Feb. 25 (Bloomberg) -- Gasoline slipped after crude retreated when U.S. Secretary of State John Kerry indicated a diplomatic solution on Iran’s use of nuclear power was possible and as the euro declined.
March futures settled 0.6 percent lower after rising 2.1 percent. The April crack spread, or premium of gasoline over West Texas Intermediate crude on Nymex, declined 7 cents to $43.96 a barrel after touching a record $45.19. The spread versus Brent crude on the ICE Futures Europe exchange in London shrank 43 cents to $22.63 a barrel.
“We’re 7 cents from the highs and it’s all crude-related, based on some dovish comments from Secretary of State Kerry that a solution with Iran is possible,” said Andrew Lebow, a senior vice president at Jefferies Bache LLC in New York. “There’s a hard correlation to the euro.”
March-delivery gasoline fell 1.85 cents to settle at $3.0611 a gallon on the New York Mercantile Exchange. Crude oil for April delivery on the Nymex dropped 2 cents to $93.11 a barrel, after touching $94.46.
Prices extended their decline after the settlement, sinking 1.4 percent to $3.0355 a gallon. The euro lost 0.9 percent against the dollar at 4:29 p.m. in New York, making commodities priced in the U.S. currency less attractive to investors.
The March gasoline contract, which expires Feb. 28 and is for winter-grade fuel, widened its discount to April futures by 1.63 cents to 20.25 cents. The April contract represents summer-grade gasoline, which is more expensive to refine.
Gasoline has gained 8.9 percent this year and is the top performer this year on the Standard & Poor’s GSCI index of 24 commodities. Prices have risen on concern refinery shutdowns will tighten supply as demand picks up in April.
“The main driver is worries about all the offline refinery production as we get near the usual seasonal step-up in demand,” said Gene McGillian, an analyst and broker at Tradition Energy in Stamford, Connecticut.
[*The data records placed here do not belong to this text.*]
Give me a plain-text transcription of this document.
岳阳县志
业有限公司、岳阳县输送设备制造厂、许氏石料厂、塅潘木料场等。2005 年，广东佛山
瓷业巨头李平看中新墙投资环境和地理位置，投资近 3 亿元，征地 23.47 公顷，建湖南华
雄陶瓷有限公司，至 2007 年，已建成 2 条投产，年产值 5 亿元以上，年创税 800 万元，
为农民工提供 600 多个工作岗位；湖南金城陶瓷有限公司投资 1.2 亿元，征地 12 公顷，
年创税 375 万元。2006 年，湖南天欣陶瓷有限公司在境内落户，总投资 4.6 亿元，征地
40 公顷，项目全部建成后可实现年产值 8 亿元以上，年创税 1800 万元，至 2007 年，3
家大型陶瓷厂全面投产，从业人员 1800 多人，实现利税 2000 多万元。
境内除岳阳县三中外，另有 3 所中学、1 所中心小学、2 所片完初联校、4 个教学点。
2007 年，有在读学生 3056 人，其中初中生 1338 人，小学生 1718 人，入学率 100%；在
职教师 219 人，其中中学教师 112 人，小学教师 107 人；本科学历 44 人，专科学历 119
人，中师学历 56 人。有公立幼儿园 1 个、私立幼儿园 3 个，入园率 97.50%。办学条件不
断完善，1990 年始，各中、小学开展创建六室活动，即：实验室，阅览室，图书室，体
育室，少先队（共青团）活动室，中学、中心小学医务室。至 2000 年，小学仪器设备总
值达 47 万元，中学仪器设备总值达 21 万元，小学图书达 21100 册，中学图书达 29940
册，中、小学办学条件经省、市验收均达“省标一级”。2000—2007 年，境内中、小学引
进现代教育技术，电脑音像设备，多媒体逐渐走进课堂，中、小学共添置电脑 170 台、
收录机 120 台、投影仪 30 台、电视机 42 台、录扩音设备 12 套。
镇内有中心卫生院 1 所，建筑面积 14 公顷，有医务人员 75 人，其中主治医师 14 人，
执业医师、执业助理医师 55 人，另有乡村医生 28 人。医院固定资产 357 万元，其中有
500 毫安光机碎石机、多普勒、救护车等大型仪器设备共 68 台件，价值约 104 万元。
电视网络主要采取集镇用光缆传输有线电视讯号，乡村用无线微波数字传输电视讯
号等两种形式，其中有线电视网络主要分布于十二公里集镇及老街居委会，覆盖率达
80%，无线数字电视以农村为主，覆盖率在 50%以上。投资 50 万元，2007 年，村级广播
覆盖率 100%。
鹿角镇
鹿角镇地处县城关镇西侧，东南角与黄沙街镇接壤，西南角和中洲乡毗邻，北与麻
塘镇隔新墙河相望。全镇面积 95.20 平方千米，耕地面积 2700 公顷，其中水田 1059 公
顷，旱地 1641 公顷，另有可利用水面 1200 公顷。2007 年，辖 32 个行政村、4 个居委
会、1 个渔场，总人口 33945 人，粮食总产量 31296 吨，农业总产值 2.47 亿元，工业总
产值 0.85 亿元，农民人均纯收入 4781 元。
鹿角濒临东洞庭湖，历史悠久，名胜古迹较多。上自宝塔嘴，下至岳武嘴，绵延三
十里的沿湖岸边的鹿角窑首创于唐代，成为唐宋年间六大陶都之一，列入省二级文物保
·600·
Seasonal plant maintenance typically peaks in March and April. Refineries used 82.9 percent of capacity in the week ended Feb. 5, the lowest level in 11 months, according to data from the Energy Information Administration.
Gasoline imports slipped to a four-week low. Hess Corp. is scheduled to permanently close its Port Reading, New Jersey, plant this week, increasing the East Coast’s reliance on imports. The refinery represents 7.7 percent of East Coast gasoline-making capacity, estimated Andy Lipow, president of Lipow Oil Associates LLC in Houston.
“The big question for the Northeast will be if they can get enough summer-grade gasoline from Europe and other import locations,” Lipow said.
Retail gasoline, averaged nationwide, was unchanged at $3.777 a gallon, AAA said today on its website. The fuel has jumped 15 percent this year to within 15.9 cents of last year’s high of $3.936, according to AAA data.
Heating oil for March delivery fell 0.53 cent to $3.0989 a gallon on the exchange.